El desplome de la popularidad y el déficit que el Kremlin ya no puede negar
Los datos publicados por el Centro Ruso de Estudio de la Opinión Pública (VTsIOM) reflejan un deterioro acelerado de la confianza ciudadana. La crisis del combustible ha sido el detonante:
- La confianza en Vladímir Putin cayó 1 punto porcentual en la última semana, hasta el 72,3 %.
- La aprobación de la gestión presidencial retrocedió al 66 %, casi dos puntos menos que hace quince días.
- Ambos indicadores llevan dos semanas consecutivas de descensos, algo que no se veía desde abril, cuando VTsIOM modificó la metodología de los sondeos para incluir entrevistas personales y frenó artificialmente la caída.
- Plataformas digitales rusas han creado mapas interactivos en tiempo real para localizar las pocas gasolineras que aún tienen existencias.
La carestía golpea con especial dureza a la península anexionada de Crimea, donde los precios se han disparado. Según medios internacionales, la crisis afecta ya a un tercio de los 145 millones de habitantes del país. Y, a falta de poco más de dos meses para las elecciones legislativas, la intención de voto del partido oficialista Rusia Unida también se resiente.
“Debemos reconocer que hay problemas y existe un déficit, por lo cual observamos colas. A veces las gasolineras no funcionan de manera estable. El déficit se debe a razones comprensibles, debido a que la refinerías dejan de funcionar parcialmente por los ataques de drones” ucranianos.
— Alexandr Nóvak, viceprimer ministro ruso, 10 de julio de 2026
¿Por qué las refinerías son el punto débil de la economía de guerra rusa?

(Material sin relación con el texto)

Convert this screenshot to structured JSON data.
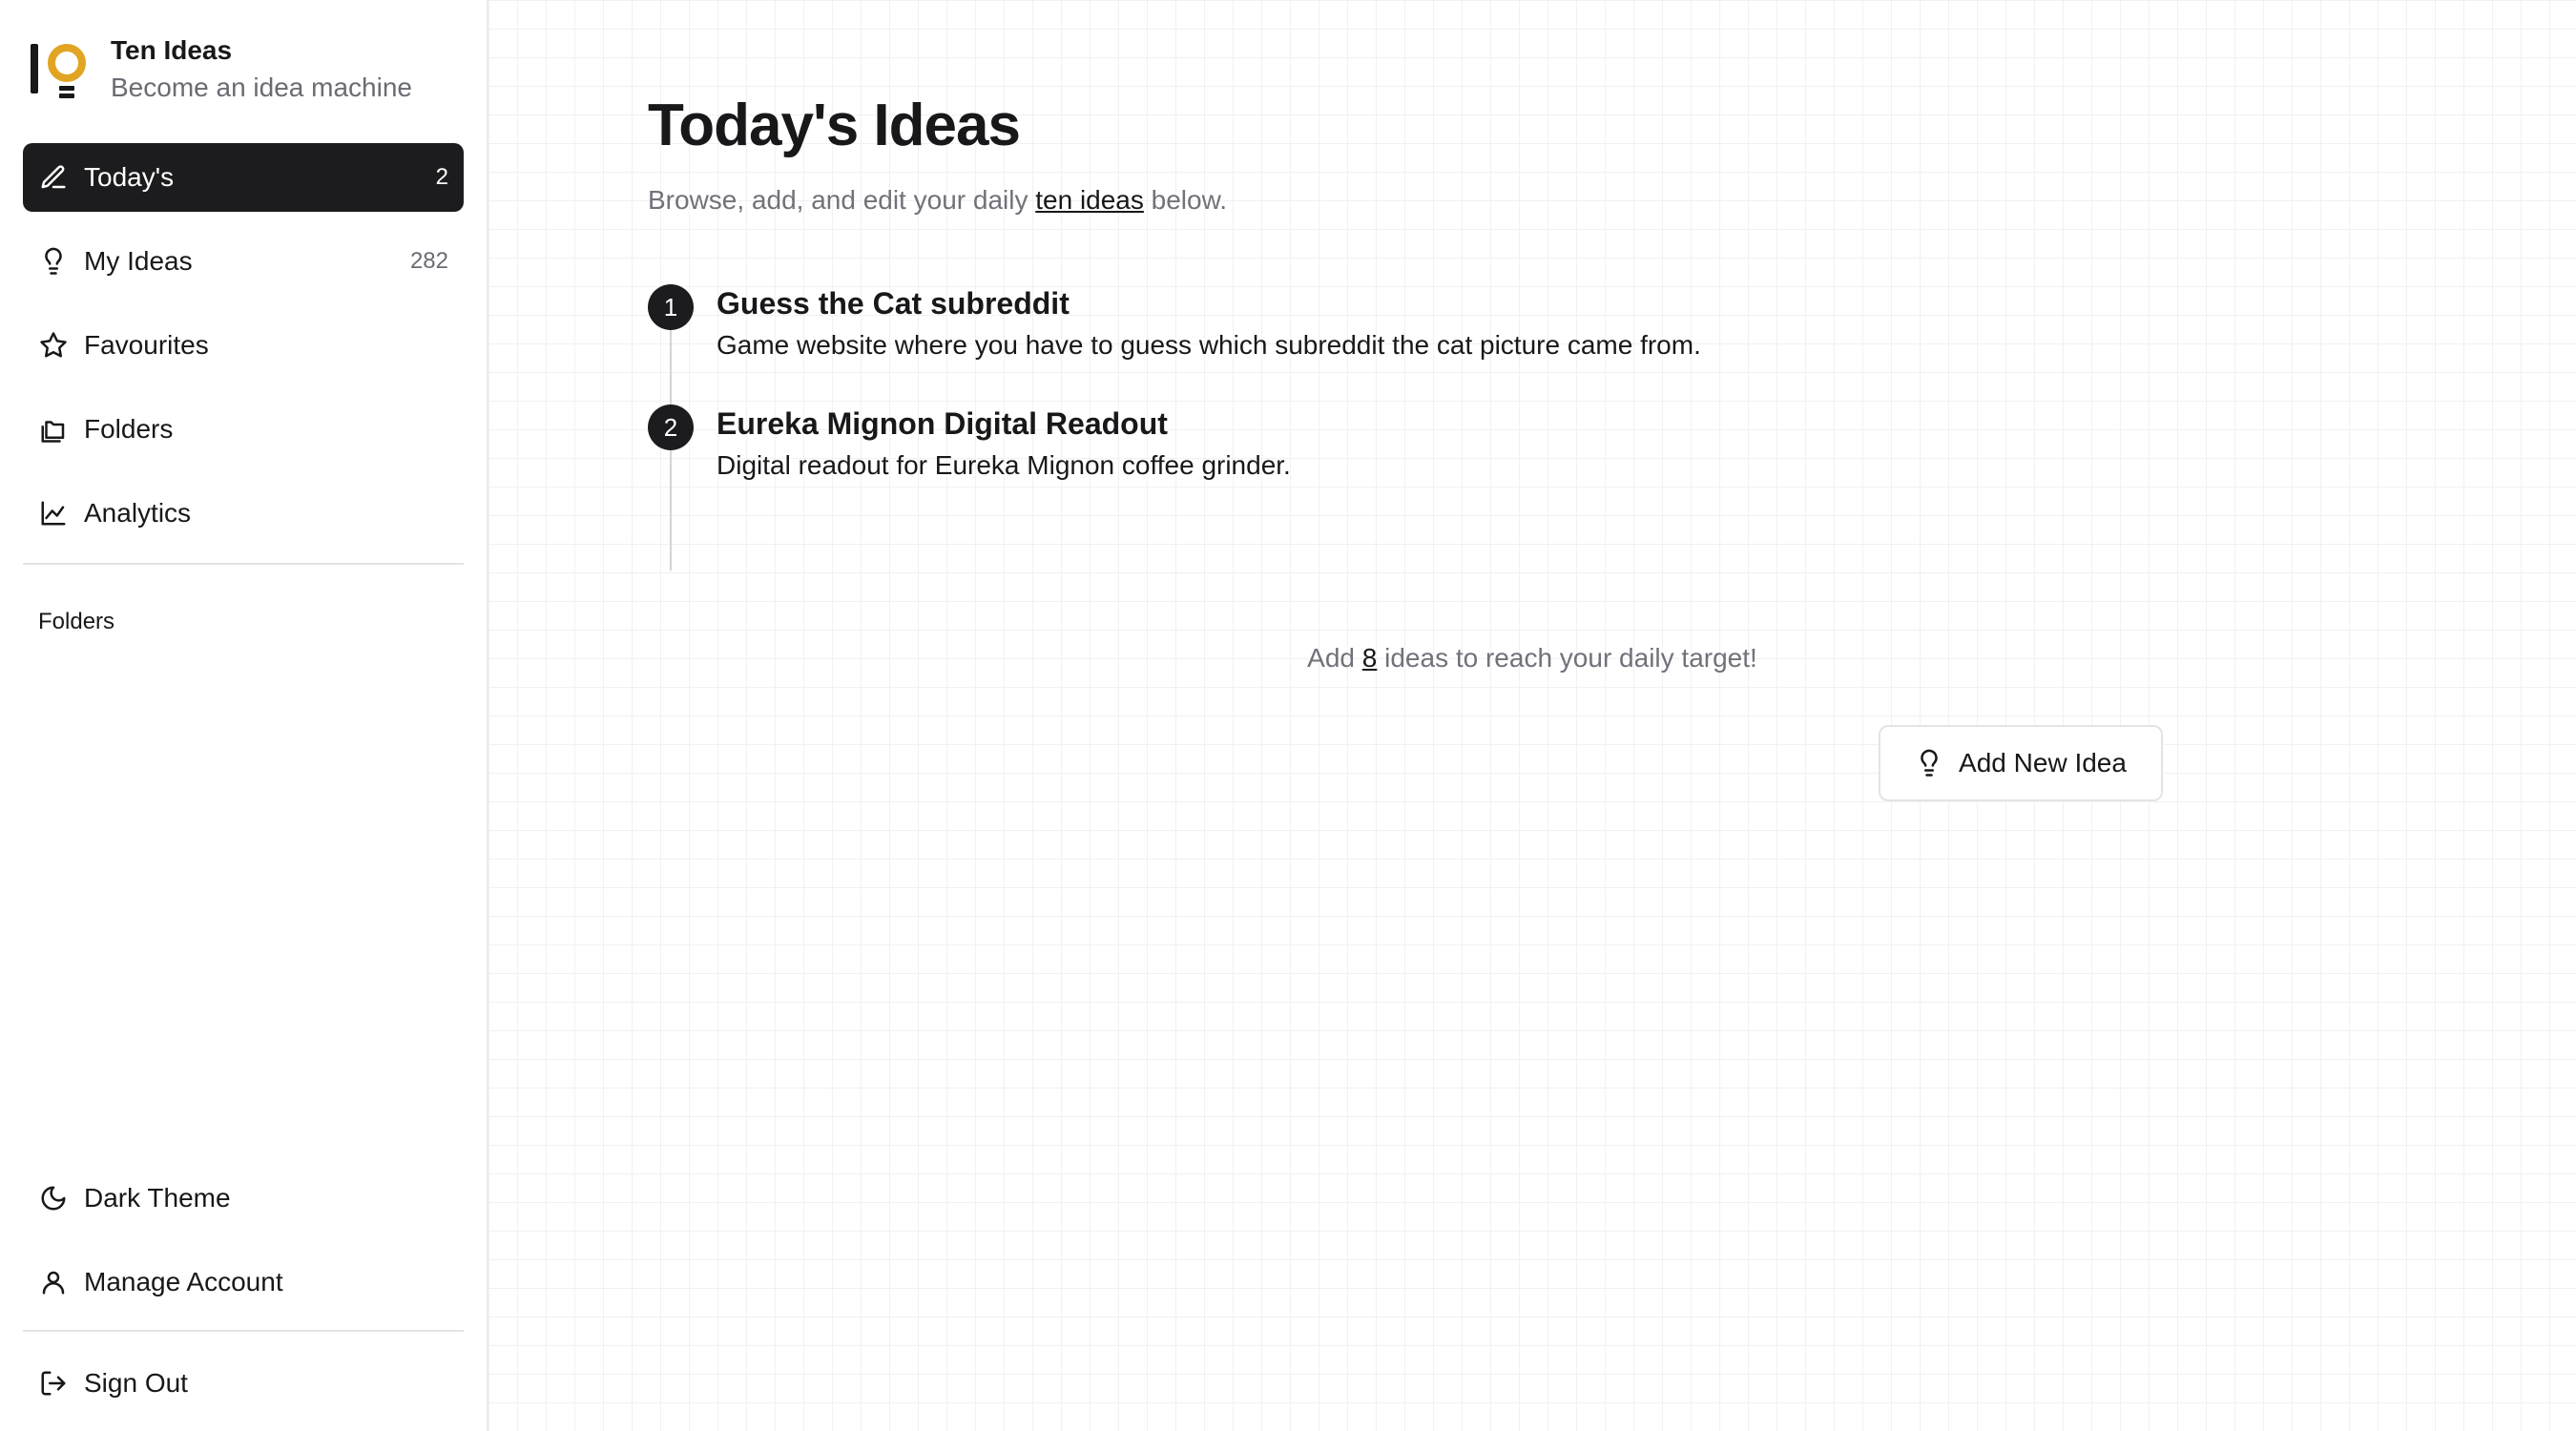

Lo que veo en esta crisis es un cambio cualitativo en la guerra económica. Durante meses, Moscú intentó minimizar los ataques atribuyendo los cortes de suministro a un pánico de los consumidores. La admisión de Nóvak desmonta esa narrativa. La pérdida parcial de capacidad de refinado no solo dificulta el abastecimiento interno; reduce los excedentes exportables de diésel y nafta, dos de los principales productos con los que Rusia obtiene divisas más allá del petróleo crudo.
Además, la coincidencia con el calendario electoral amplifica el malestar. El hartazgo con la guerra, la contracción económica y el bloqueo de internet ya erosionaban el apoyo a Putin. Ahora, la imagen de largas colas en las gasolineras agrava la percepción de que el Kremlin no protege a sus propios ciudadanos. Los mercados energéticos globales, por su parte, empiezan a descontar una menor disponibilidad de diésel ruso en el segundo semestre, lo que podría añadir presión alcista a los precios internacionales justo cuando la demanda europea se recupera tras el invierno.
🌍 El impacto en España y Europa
La crisis rusa de combustible tiene una traducción directa para los consumidores españoles y europeos:
- Rusia sigue siendo un exportador relevante de diésel. Cualquier merma sostenida de su capacidad de refinado tensa el mercado mediterráneo y eleva los precios mayoristas que luego se trasladan a los surtidores españoles.
- Aunque el Euríbor no se mueva por este motivo, un encarecimiento de los carburantes reaviva la inflación subyacente de la eurozona, complicando la hoja de ruta del BCE para seguir relajando los tipos este otoño.
- Las empresas españolas con flotas de transporte y las industrias intensivas en energía notarían el incremento en sus costes operativos, justo cuando la economía daba señales de estabilización.
En definitiva, la crisis de las refinerías rusas es un recordatorio de que la guerra no solo se libra en el campo de batalla: se juega en los indicadores de confianza y en el depósito de gasolina de cada hogar.